Learning about vaginas - not safe for work (and not funny) video

The irony is, except for this episode, Tyra is not exactly a friend to women’s bodies. She had a show recently about women who looove sex and pretty much concluded that they all had problems. You can tell the woman’s never had an orgasm in her life.

She probably thinks she’s defective because she doesn’t have them from intercourse alone, Cat Fight. Never mind that a lot of us don’t, but I’ve gathered an awful lot of people don’t know that. I mean, sheesh, what’s a clitoris for if not for that?

Ninjachick, not knowing every last little detail of female anatomy is one thing, but I can’t fathom not even knowing that I have three holes down there. That level of ignorance is simply appalling. And what freckafree said.

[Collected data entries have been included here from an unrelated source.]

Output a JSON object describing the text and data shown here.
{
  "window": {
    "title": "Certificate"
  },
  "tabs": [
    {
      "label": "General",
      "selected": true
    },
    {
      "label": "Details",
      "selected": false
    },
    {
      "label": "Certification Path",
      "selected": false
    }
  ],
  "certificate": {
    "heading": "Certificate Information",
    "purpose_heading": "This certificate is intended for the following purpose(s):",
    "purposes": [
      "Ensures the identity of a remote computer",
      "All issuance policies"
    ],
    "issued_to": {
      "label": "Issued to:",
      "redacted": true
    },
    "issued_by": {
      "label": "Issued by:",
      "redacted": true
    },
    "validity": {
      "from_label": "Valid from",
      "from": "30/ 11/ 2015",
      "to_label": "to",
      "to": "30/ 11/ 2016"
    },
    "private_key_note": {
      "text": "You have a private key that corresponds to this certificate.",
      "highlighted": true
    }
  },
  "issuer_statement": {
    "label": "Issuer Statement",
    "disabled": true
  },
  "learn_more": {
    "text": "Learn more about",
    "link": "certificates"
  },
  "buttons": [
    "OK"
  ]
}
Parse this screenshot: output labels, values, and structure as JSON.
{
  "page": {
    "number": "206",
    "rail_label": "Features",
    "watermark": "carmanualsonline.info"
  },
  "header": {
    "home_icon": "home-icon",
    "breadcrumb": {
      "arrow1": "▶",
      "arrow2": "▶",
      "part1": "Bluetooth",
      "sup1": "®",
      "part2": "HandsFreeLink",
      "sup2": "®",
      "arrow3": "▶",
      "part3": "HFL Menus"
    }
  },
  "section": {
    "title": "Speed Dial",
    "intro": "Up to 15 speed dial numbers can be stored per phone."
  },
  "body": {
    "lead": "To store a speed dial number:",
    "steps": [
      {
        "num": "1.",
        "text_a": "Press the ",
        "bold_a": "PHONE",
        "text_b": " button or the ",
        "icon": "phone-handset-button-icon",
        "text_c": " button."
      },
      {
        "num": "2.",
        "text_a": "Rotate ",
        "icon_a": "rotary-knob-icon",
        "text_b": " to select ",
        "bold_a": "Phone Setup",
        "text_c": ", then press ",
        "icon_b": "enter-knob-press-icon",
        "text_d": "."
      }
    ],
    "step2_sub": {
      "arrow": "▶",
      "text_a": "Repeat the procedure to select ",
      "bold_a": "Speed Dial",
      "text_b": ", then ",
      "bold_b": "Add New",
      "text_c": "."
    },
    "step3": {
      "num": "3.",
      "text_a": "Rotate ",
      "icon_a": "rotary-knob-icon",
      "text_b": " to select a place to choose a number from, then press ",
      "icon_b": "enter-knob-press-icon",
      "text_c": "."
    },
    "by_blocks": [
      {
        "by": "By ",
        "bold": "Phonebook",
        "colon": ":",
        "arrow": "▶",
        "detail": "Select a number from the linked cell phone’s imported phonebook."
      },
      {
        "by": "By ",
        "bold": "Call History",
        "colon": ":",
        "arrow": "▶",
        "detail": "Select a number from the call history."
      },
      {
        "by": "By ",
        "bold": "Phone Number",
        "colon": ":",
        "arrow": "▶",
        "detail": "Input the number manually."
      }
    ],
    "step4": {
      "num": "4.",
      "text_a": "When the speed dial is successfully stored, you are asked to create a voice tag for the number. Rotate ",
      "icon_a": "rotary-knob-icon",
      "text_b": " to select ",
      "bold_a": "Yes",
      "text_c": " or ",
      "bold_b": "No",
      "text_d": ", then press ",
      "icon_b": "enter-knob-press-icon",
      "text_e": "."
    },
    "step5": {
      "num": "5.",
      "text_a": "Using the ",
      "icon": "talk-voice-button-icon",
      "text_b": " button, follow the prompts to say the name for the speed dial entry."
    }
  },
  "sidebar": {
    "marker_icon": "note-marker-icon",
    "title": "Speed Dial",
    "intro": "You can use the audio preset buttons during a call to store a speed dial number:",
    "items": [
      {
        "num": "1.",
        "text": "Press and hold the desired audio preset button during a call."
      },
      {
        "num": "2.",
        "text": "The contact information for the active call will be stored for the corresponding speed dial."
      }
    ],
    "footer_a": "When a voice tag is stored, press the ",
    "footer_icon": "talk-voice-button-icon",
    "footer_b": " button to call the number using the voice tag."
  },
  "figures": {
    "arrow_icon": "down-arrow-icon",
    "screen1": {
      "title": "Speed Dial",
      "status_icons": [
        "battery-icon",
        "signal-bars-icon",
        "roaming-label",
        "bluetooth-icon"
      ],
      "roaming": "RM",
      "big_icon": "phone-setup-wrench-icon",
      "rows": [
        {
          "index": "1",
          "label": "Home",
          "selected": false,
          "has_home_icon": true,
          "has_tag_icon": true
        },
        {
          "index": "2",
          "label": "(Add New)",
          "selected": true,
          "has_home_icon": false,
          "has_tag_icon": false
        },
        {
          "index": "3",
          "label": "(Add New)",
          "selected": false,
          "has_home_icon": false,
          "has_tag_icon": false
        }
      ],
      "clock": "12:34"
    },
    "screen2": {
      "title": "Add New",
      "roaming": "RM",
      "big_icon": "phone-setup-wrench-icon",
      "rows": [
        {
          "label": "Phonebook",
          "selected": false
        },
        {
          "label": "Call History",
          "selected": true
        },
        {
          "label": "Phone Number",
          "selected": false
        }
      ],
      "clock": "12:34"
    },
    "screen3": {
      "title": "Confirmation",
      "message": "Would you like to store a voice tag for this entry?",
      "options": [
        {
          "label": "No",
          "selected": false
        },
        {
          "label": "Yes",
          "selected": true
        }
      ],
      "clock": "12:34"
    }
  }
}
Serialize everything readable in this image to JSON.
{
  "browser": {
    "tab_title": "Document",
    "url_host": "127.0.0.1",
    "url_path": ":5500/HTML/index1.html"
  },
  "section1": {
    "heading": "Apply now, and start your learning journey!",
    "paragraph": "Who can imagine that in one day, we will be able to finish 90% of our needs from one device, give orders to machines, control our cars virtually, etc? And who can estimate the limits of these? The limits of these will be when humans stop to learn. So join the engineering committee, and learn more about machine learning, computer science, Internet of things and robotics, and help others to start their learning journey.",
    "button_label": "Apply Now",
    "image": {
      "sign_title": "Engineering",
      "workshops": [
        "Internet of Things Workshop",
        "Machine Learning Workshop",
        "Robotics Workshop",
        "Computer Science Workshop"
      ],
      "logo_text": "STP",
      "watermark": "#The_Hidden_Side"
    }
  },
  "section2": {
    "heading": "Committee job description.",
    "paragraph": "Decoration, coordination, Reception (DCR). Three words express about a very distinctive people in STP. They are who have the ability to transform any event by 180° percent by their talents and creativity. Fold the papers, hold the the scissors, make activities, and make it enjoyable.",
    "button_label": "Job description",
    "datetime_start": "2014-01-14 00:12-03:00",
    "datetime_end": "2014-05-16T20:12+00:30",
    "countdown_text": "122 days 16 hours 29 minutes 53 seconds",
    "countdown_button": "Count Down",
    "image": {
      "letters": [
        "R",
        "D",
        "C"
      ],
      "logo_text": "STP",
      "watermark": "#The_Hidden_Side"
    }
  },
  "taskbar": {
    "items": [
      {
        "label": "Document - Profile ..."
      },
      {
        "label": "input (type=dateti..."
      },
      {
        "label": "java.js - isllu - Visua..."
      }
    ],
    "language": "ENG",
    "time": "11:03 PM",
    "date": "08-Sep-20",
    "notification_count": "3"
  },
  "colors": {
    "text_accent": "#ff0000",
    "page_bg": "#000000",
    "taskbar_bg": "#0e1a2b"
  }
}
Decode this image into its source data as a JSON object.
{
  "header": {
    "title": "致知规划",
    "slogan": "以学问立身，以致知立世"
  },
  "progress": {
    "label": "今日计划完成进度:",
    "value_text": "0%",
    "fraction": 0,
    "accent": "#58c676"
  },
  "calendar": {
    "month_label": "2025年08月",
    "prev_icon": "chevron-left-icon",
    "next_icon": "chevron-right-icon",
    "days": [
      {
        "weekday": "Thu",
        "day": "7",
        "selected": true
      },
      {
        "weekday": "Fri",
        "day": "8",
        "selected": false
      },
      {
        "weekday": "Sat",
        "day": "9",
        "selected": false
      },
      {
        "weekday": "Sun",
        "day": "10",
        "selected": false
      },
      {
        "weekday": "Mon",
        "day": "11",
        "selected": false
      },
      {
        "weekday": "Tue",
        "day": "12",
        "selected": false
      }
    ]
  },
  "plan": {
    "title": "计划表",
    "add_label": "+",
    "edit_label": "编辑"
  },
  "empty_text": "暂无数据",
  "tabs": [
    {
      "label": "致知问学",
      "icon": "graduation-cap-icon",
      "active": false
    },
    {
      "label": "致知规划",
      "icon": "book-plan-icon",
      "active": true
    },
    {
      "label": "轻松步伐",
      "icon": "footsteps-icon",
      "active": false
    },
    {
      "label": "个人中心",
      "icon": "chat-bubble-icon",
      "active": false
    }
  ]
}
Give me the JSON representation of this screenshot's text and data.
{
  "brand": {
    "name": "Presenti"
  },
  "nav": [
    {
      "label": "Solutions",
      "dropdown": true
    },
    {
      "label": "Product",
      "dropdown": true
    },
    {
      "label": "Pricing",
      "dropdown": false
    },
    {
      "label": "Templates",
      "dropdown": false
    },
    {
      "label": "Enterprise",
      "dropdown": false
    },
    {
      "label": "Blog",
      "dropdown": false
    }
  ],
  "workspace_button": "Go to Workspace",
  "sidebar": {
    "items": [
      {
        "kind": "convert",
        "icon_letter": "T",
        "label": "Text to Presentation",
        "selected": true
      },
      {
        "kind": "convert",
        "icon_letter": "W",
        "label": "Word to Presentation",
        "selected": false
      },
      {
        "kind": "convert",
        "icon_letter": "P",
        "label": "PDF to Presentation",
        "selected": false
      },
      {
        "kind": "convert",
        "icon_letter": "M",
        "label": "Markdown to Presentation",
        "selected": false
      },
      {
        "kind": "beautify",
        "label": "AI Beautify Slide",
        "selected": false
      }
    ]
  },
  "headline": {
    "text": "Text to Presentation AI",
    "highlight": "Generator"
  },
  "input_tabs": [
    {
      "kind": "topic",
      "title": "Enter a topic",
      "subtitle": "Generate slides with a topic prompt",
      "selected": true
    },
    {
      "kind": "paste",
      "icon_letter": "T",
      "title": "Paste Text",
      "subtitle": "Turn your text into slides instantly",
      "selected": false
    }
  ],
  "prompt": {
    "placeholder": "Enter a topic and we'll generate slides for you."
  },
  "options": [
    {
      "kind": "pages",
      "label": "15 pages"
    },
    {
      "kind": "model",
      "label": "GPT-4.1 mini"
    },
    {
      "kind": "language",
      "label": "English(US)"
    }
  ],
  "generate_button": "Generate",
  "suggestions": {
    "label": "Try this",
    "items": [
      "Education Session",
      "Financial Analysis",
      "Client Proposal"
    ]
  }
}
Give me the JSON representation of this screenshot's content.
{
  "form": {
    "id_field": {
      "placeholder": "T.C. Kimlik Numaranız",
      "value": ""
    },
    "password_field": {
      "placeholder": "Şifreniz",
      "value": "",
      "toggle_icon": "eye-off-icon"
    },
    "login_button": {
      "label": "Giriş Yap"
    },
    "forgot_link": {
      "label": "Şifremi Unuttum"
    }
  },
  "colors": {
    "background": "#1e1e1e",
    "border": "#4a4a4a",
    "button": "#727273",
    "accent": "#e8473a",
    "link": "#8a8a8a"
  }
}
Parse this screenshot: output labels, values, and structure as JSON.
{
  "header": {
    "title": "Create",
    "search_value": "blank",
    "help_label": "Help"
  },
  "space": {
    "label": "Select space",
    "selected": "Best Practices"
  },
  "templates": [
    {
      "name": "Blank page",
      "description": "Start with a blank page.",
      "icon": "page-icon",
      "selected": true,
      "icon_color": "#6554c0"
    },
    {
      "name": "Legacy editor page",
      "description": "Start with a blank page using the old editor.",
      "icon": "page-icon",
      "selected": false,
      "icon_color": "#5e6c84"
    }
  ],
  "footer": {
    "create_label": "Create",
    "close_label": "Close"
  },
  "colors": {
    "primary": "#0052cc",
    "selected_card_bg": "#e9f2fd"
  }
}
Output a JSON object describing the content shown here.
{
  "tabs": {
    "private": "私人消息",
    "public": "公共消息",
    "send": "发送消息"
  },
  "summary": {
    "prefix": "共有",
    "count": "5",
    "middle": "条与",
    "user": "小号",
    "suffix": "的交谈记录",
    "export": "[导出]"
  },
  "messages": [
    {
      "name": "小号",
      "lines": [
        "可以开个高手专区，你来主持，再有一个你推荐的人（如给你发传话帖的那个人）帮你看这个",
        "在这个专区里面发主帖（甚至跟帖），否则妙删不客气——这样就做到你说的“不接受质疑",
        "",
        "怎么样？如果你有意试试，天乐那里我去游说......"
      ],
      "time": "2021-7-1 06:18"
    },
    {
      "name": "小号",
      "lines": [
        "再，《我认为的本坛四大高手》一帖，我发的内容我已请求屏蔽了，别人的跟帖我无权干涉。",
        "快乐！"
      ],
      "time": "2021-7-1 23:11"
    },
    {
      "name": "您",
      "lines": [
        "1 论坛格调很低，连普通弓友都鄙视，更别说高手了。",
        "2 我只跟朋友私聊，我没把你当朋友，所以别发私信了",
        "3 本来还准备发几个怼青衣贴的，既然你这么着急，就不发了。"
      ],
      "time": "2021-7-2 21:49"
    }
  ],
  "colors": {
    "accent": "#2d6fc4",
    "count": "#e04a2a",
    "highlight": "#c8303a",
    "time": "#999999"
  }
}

Mild hijack – I have never understood all the stuff on the market that’s supposed to make our crotches smell like flowers as if that’s a good thing. Soap and water is all it takes, marketers, I refuse to buy your crap. My vulva smells like…vulva. Clean vulva.

Is it wrong that I want a Wonderous Vulva Puppet now?

(And if I had known it was a Tyra clip, I wouldn’t have clicked.)

Sorry, folks. I haven’t had cable for several years now so I don’t have the faintest idea who Tyra is. Sorry she’s annoying.

NinjaChick, I am not kidding when I tell you the amount of ignorance I had about my own body as a teen was frightening. If I don’t know what everything is supposed to be like normal, I won’t know it abnormal, and plus, it’s MY body, and it’s right freakin there. It’s not inaccessible like a spleen.

Just out of curiosity, how many of you under-40 folks have a copy of Our Bodies, Ourselves on your bookshelf? Do you own your own speculum?

[/old fogey mode]

Or just rent?

Seriously…young males might know more about the geography “down there” than some young women. I mean, a 16 year old guy studies Penthouse.

No speculum (or feathers) but I did have a copy of that. Lonnie Barbach. I’m 45.

If I recall correctly, a while back, we had a thread about the vulva puppets, and someone made a parody of the Muppet Show theme, only with the “vulva puppets”.

And you can have one for your very own!

Mmmmm … risotto! :-9

I’m 27, I have the new edition. No speculum, though.

No kidding. It never ceases to amaze me. My school newspaper did a piece about some women (mostly in poor parts of the city) believing that sitting on a cold sidewalk or douching with 7up (Coke, Pepsi, whatever) are perfectly viable and effective means of contraception. There is still a LOT of ignorance to be fought on the “know your body” battleground, and it has a direct impact on women’s health and standard of living.

My red Volvo has a 5 star safety rating.

Okay, my vagina just shrank up into my rib cage.

:eek:

My birthday is Saturday. I’m going to order this for my birthday dinner. :smiley:

OTOH, I do not get the attraction to Tyra Banks at all. Not one single bit. She seemed a little too affectionate with the woman to her left, too. But I swear I remember hearing someone (maybe female) going on and on and on about how awesome and beautiful and wonderful and successful Tyra Banks is. Successful, yes, but that’s the very problem, isn’t it?

I don’t know, I guess I just subscribe to the ‘I know what it normally is like, and my body will tell me when something’s wrong’ point of view. I think the whole thing is kind of gross. But I’m an equal-opportunity grossee; I find the whole male apparatus kind of gross as well.

AHunter, I’m 21 and have heard of the book, but don’t think I’ve ever even seen a copy. (And I’m assuming the thing about a speculum was a joke, right?)

I don’t like her much either. She’s so…so…phony, I guess. She’s always trying to be everyone’s best friends, but you get the feeling that deep down she’s an evil bitch who’s going to explode with rage. Oh, wait. She’s done that.

It’s also good to know about your body, I definitely agree. Because what if you accidentally jam a tampon up your urethra?

Plus in college I knew two people (one girl and her boyfriend) who had strange ideas about “down there”–he thought girls urinated out of their anuses, and SHE thought it was out of the clitoris. Never underestimate human stupidity.

Didn’t Annie Sprinkle’s cervix used to have a blog? She’d show a picture of it every day, as it changed throughout the month.

Kid: ::tug:: ::tug::
Arnie: “What do you want?”
Kid: “Boys have a penis. Girls have a vagina.”
Arnie: “Thanks for the tip.”

3 holes?! :eek:

oh… you mean the all-encompassing “down there.”